Antony and the Johnsons Bring Crazy to Brooklyn
What do you get when you pair Antony and the Johnsons with the Brooklyn Philharmonic? A license to cover Beyonce, apparently.
Midway through his stirring 75-minute concert, Antony, who fronted the orchestral unit as part of a sold out, special concert series at the Brooklyn Academy of Music on Friday night, slowly waded into the Beyonce’s Grammy smash, “Crazy in Love.” Stripped of its brassy introduction, the pop trifle was barely recognizable in its new, minor key — kissed by a full string section and Antony’s eerie vibrato. But, by the time the chorus kicked in, here all tentative and haunting, it was difficult to consider the song in its original treatment. “Your love’s got me lookin’ so crazy right now,” Hegarty intoned. And he meant it.
The rest of the evening was equally inspired. Already an accomplished, ambitious composer, Antony Hegarty mines suffering and searching to produce songs about transcendence — literally about transcending the physical body — which compliment his fluttering, falsetto singing. His is music that is utterly unguarded. And with new, expanded arrangements courtesy of composer Nico Muhly, Hegarty’s older material was awoken with the vigor that only a full orchestra can supply.

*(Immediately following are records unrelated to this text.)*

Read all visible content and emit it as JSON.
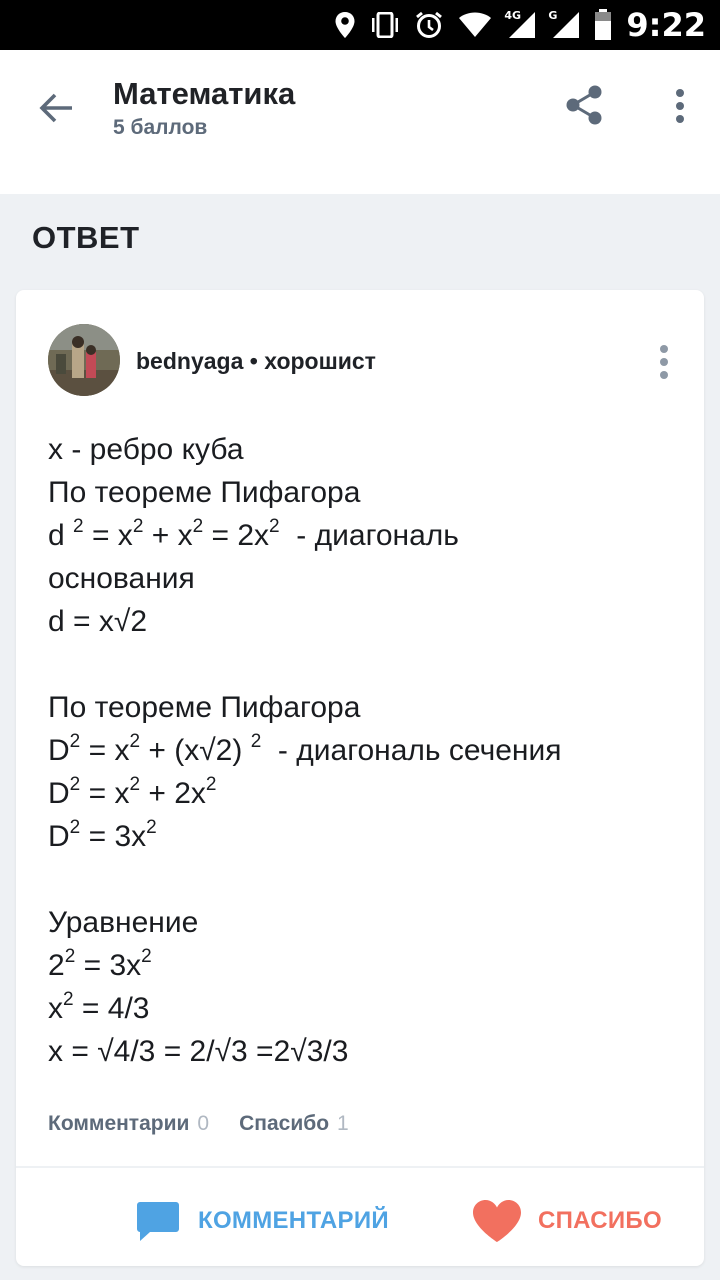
{
  "status_bar": {
    "time": "9:22",
    "network_primary": "4G",
    "network_secondary": "G",
    "icons": [
      "location-icon",
      "vibrate-icon",
      "alarm-icon",
      "wifi-icon",
      "signal-icon",
      "signal-icon",
      "battery-icon"
    ]
  },
  "header": {
    "title": "Математика",
    "subtitle": "5 баллов",
    "icons": [
      "back-arrow-icon",
      "share-icon",
      "more-vertical-icon"
    ]
  },
  "section_title": "ОТВЕТ",
  "answer": {
    "author": "bednyaga",
    "separator": " • ",
    "rank": "хорошист",
    "lines": [
      {
        "segments": [
          {
            "t": "x - ребро куба"
          }
        ]
      },
      {
        "segments": [
          {
            "t": "По теореме Пифагора"
          }
        ]
      },
      {
        "segments": [
          {
            "t": "d "
          },
          {
            "sup": "2"
          },
          {
            "t": " = x"
          },
          {
            "sup": "2"
          },
          {
            "t": " + x"
          },
          {
            "sup": "2"
          },
          {
            "t": " = 2x"
          },
          {
            "sup": "2"
          },
          {
            "t": "  - диагональ"
          }
        ]
      },
      {
        "segments": [
          {
            "t": "основания"
          }
        ]
      },
      {
        "segments": [
          {
            "t": "d = x√2"
          }
        ]
      },
      {
        "segments": [
          {
            "t": ""
          }
        ]
      },
      {
        "segments": [
          {
            "t": "По теореме Пифагора"
          }
        ]
      },
      {
        "segments": [
          {
            "t": "D"
          },
          {
            "sup": "2"
          },
          {
            "t": " = x"
          },
          {
            "sup": "2"
          },
          {
            "t": " + (x√2) "
          },
          {
            "sup": "2"
          },
          {
            "t": "  - диагональ сечения"
          }
        ]
      },
      {
        "segments": [
          {
            "t": "D"
          },
          {
            "sup": "2"
          },
          {
            "t": " = x"
          },
          {
            "sup": "2"
          },
          {
            "t": " + 2x"
          },
          {
            "sup": "2"
          }
        ]
      },
      {
        "segments": [
          {
            "t": "D"
          },
          {
            "sup": "2"
          },
          {
            "t": " = 3x"
          },
          {
            "sup": "2"
          }
        ]
      },
      {
        "segments": [
          {
            "t": ""
          }
        ]
      },
      {
        "segments": [
          {
            "t": "Уравнение"
          }
        ]
      },
      {
        "segments": [
          {
            "t": "2"
          },
          {
            "sup": "2"
          },
          {
            "t": " = 3x"
          },
          {
            "sup": "2"
          }
        ]
      },
      {
        "segments": [
          {
            "t": "x"
          },
          {
            "sup": "2"
          },
          {
            "t": " = 4/3"
          }
        ]
      },
      {
        "segments": [
          {
            "t": "x = √4/3 = 2/√3 =2√3/3"
          }
        ]
      }
    ],
    "comments_label": "Комментарии",
    "comments_count": "0",
    "thanks_label": "Спасибо",
    "thanks_count": "1",
    "comment_button": "КОММЕНТАРИЙ",
    "thanks_button": "СПАСИБО",
    "colors": {
      "comment_accent": "#4fa3e3",
      "thanks_accent": "#f2705f",
      "muted": "#5d6a7a"
    }
  }
}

Already emotionally firm, songs like “Cripple and the Starfish” brimmed with intensity under a simmering arrangement.
Much of the evening was devoted to new material. Hegarty is in the studio working on the follow-up to 2005’s I Am a Bird Now. And his new songs sounded promising, in the same minor-key vein as his entire oeuvre but no less enticing.
With musicians like Lou Reed, Laurie Anderson and Justin Bond (of Kiki and Herb) in the audience, Antony led with quiet authority, hardly addressing the audience until he graciously bowed at the end of the formal show. Dressed in loose white clothing — that almost resembled a straitjacket — Hegarty shivered and shied away from the spotlight, singing the evening’s first song entirely in darkness. But the low-key lighting and bare stage put the emphasis — and drama — squarely where it belonged: on his story-songs and his expert orchestral backing.
While Antony and the Johnsons is always impressive live, Hegarty’s music truly stood up to the grandiose arrangements and ornate venue, and that’s not always the case when rock and rollers flirt with symphonic styling. Some of the credit belongs to the Philharmonic’s new director, Michael Christie, and his clever vision to unite young innovators and his orchestral outlet. Either way, going to the symphony has never felt as vital.